Jennie: You know, paper or plastic isn't the only decision we make when we go shopping. We’re here at an all-natural grocery store with Kim Tate, who’s given a lot of thought to the whole package deal. Kim, where do we start?
Kim: Well, we can start by talking about what’s local and what’s organic. When you buy local, you're saving a lot more than just a few dollars. You're saving on fossil fuels that are used to transport the items and it is a lot fresher when you get it from the field to the table. For organic items, they’re grown without the use of artificial chemical pesticides, so you're getting a better benefit from how the item is grown and prepared.
Jennie: Is it more expensive to buy organic?
Kim: Not always. In many cases, the organic items can be less expensive or the same price as what we call the conventional items, which are grown with pesticides. Organic items are a lot better for the environment than the conventional item. The limited use of pesticides and fertilizers means that when it rains, those items aren’t being washed back into the ground, into the watershed, and then reconcentrating themselves in the water supply. When you're looking to save money, it’s important to buy exactly what you need. We offer a number of items packaged for your convenience and also you’ll cut down on the waste. So if you're looking to make an old-fashioned pot roast, you have the exact amount of squash, potatoes, carrots, beans and onions you need, instead of buying items that you're gonna have to cut down and throw away.

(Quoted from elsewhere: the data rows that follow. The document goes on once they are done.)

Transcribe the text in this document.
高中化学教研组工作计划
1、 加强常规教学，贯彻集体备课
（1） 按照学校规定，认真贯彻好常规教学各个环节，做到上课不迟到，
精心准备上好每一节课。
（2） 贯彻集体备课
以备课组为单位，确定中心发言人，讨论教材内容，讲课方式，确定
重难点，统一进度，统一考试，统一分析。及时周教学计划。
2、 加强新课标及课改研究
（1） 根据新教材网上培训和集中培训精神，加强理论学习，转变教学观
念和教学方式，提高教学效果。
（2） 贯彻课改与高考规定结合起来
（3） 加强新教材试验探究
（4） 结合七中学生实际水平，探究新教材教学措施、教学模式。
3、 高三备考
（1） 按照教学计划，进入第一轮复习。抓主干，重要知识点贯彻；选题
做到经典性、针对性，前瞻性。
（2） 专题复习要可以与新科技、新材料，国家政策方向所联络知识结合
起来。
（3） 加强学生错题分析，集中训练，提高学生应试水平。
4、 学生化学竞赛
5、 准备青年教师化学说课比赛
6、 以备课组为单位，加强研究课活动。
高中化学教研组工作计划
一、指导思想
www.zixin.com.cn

Jennie: So tell me, are these items, are the packaging they’re in, is it recyclable?
Kim: We try to use mostly recyclable packaging when we can. These particular packages are 100% recyclable and that’s the case in most all-natural grocery stores. We use products and packaging that are most friendly towards the environment.

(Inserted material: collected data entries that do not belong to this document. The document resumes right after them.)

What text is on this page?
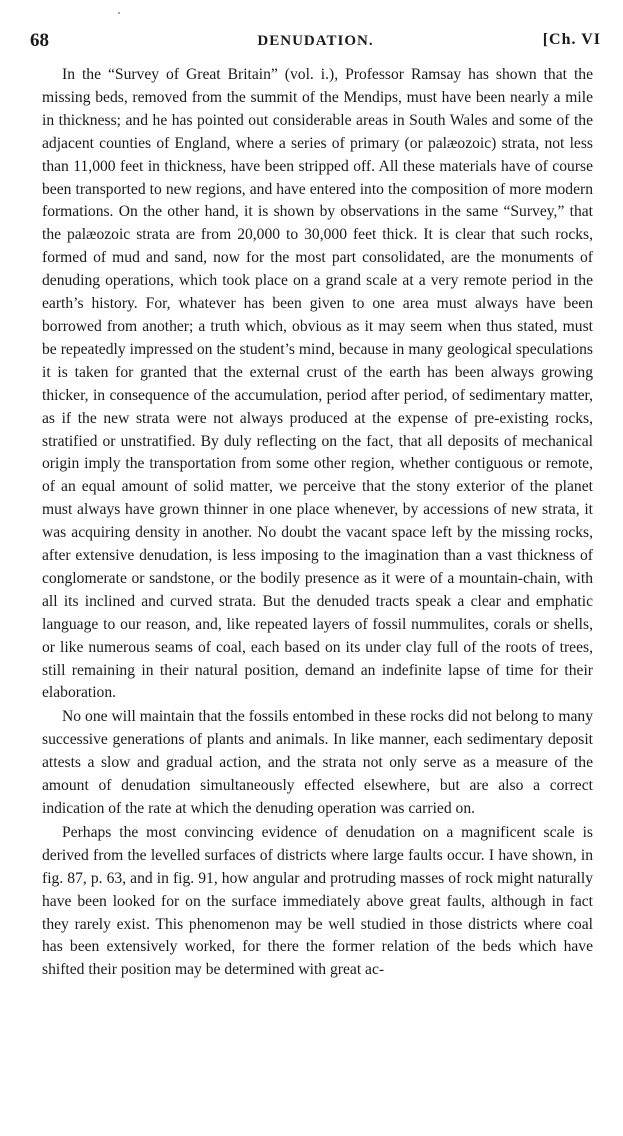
68	DENUDATION.	[Ch. VI

In the “Survey of Great Britain” (vol. i.), Professor Ramsay has shown that the missing beds, removed from the summit of the Mendips, must have been nearly a mile in thickness; and he has pointed out considerable areas in South Wales and some of the adjacent counties of England, where a series of primary (or palæozoic) strata, not less than 11,000 feet in thickness, have been stripped off. All these materials have of course been transported to new regions, and have entered into the composition of more modern formations. On the other hand, it is shown by observations in the same “Survey,” that the palæozoic strata are from 20,000 to 30,000 feet thick. It is clear that such rocks, formed of mud and sand, now for the most part consolidated, are the monuments of denuding operations, which took place on a grand scale at a very remote period in the earth’s history. For, whatever has been given to one area must always have been borrowed from another; a truth which, obvious as it may seem when thus stated, must be repeatedly impressed on the student’s mind, because in many geological speculations it is taken for granted that the external crust of the earth has been always growing thicker, in consequence of the accumulation, period after period, of sedimentary matter, as if the new strata were not always produced at the expense of pre-existing rocks, stratified or unstratified. By duly reflecting on the fact, that all deposits of mechanical origin imply the transportation from some other region, whether contiguous or remote, of an equal amount of solid matter, we perceive that the stony exterior of the planet must always have grown thinner in one place whenever, by accessions of new strata, it was acquiring density in another. No doubt the vacant space left by the missing rocks, after extensive denudation, is less imposing to the imagination than a vast thickness of conglomerate or sandstone, or the bodily presence as it were of a mountain-chain, with all its inclined and curved strata. But the denuded tracts speak a clear and emphatic language to our reason, and, like repeated layers of fossil nummulites, corals or shells, or like numerous seams of coal, each based on its under clay full of the roots of trees, still remaining in their natural position, demand an indefinite lapse of time for their elaboration.

No one will maintain that the fossils entombed in these rocks did not belong to many successive generations of plants and animals. In like manner, each sedimentary deposit attests a slow and gradual action, and the strata not only serve as a measure of the amount of denudation simultaneously effected elsewhere, but are also a correct indication of the rate at which the denuding operation was carried on.

Perhaps the most convincing evidence of denudation on a magnificent scale is derived from the levelled surfaces of districts where large faults occur. I have shown, in fig. 87, p. 63, and in fig. 91, how angular and protruding masses of rock might naturally have been looked for on the surface immediately above great faults, although in fact they rarely exist. This phenomenon may be well studied in those districts where coal has been extensively worked, for there the former relation of the beds which have shifted their position may be determined with great ac-
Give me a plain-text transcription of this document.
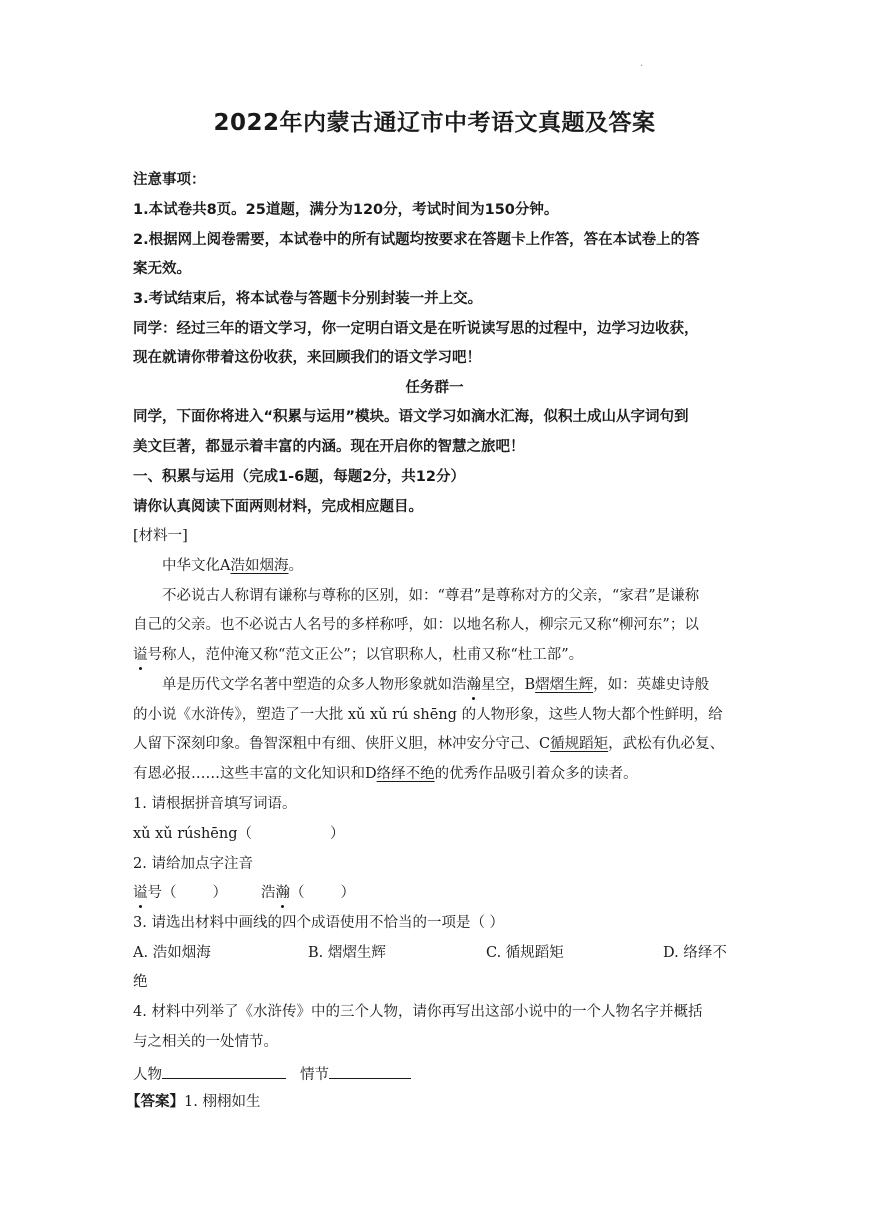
.
2022年内蒙古通辽市中考语文真题及答案
注意事项：
1.本试卷共8页。25道题，满分为120分，考试时间为150分钟。
2.根据网上阅卷需要，本试卷中的所有试题均按要求在答题卡上作答，答在本试卷上的答
案无效。
3.考试结束后，将本试卷与答题卡分别封装一并上交。
同学：经过三年的语文学习，你一定明白语文是在听说读写思的过程中，边学习边收获，
现在就请你带着这份收获，来回顾我们的语文学习吧！
任务群一
同学，下面你将进入“积累与运用”模块。语文学习如滴水汇海，似积土成山从字词句到
美文巨著，都显示着丰富的内涵。现在开启你的智慧之旅吧！
一、积累与运用（完成1-6题，每题2分，共12分）
请你认真阅读下面两则材料，完成相应题目。
[材料一]
中华文化A浩如烟海。
不必说古人称谓有谦称与尊称的区别，如：“尊君”是尊称对方的父亲，“家君”是谦称
自己的父亲。也不必说古人名号的多样称呼，如：以地名称人，柳宗元又称“柳河东”；以
谥号称人，范仲淹又称“范文正公”；以官职称人，杜甫又称“杜工部”。
单是历代文学名著中塑造的众多人物形象就如浩瀚星空，B熠熠生辉，如：英雄史诗般
的小说《水浒传》，塑造了一大批 xǔ xǔ rú shēng 的人物形象，这些人物大都个性鲜明，给
人留下深刻印象。鲁智深粗中有细、侠肝义胆，林冲安分守己、C循规蹈矩，武松有仇必复、
有恩必报……这些丰富的文化知识和D络绎不绝的优秀作品吸引着众多的读者。
1. 请根据拼音填写词语。
xǔ xǔ rúshēng（	）
2. 请给加点字注音
谥号（ ） 浩瀚（ ）
3. 请选出材料中画线的四个成语使用不恰当的一项是（ ）
A. 浩如烟海	B. 熠熠生辉	C. 循规蹈矩	D. 络绎不
绝
4. 材料中列举了《水浒传》中的三个人物，请你再写出这部小说中的一个人物名字并概括
与之相关的一处情节。
人物	情节
【答案】1. 栩栩如生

Jennie: We’re seeing more bulk foods in grocery stores these days, but it’s not really a new idea. It’s a throwback to barrels of pickles, nuts and apples in the old general store. Why is it better buy in bulk?
Kim: Buying in bulk is a great way to be friendly to the environment. You can save on waste by buying as much or as little as you’d like, and you can also save on the packaging.
Jennie: Are these plastic bags recyclable?
Kim: The plastic bags we provide in the store are 100% recyclable. They also contain less ink so that the environmental pollutants are reduced as well.
Jennie: So we can just bring all of our bags back?
Kim: We can recycle all the plastic bags that you bring back, or you can use them at home. An even better option would be to bring your own packaging in from home. Just stop by the customer service desk. We’ll weigh it for you empty. You can fill it up and we’ll make sure to take that weight off once you check out. A lot of times, manufacturers will package and double package things in order to get to a single serving. We find a great alternative would be to buy larger amounts, or to buy in bulk, and fill individual containers and send your kids off to school. Another great alternative would be, instead of buying individually wrapped juice boxes, buy a gallon or half gallon, fill your kid’s cup every day and send them off to school.
Jennie: Is it more expensive to buy prepackaged products as opposed to buying in bulk?
Kim: It can be more expensive because oftentimes you are paying for the packaging. When buying in bulk, you're paying simply for the weight of the product. And again, you save money and save the environment by reducing the amount of waste.
Jennie: So, Kim, if you don't have a cow in your backyard, what’s the best option at the grocery store, the plastic milk containers or the cardboard?
Kim: The best option would be the plastic containers. They’re 100% recyclable and you can refill or reuse them at home. The cardboard, while it’s a good option, is not easily recycled by the consumer because it is a waxed cardboard. There are programs that reuse wax cardboards to make things like firelogs, but again, not a great option if you're at home.
Jennie: So when it comes to eggs, what is the most environmentally friendly packaging?
Kim: We have this cardboard, which is biodegradable. It will break down or you can compost it at home if you have the opportunity to. This plastic container is 100% recyclable. You’ll notice that you don't see the traditional Styrofoam containers. And you won’t see those in most natural grocery stores, because they are so unfriendly toward the environment.
Jennie: Ok, Kim, the million-dollar question: paper or plastic bags? Which is better?
Kim: I don't know that any one is better than the other, but I do recommend plastic bags. When oil is refined to make gasoline, a chemical is produced that will burn off into the air. We can harness that chemical and produce plastic bags. So if nothing else, we’re reducing the amount of pollutants going into the environment. A better alternative would be to bring in your own bags from home. And you can use any kind of bags you want, a tote bag or bags that you can purchase right here in the store and bring back.
Jennie: What are some incentives for people that bring in their own bags?
Kim: In most natural food stores or other responsible groceries, any bag you bring in, whether it’s one that you bring from home or one that you previously got here in the store, you can bring it back in for a rebate.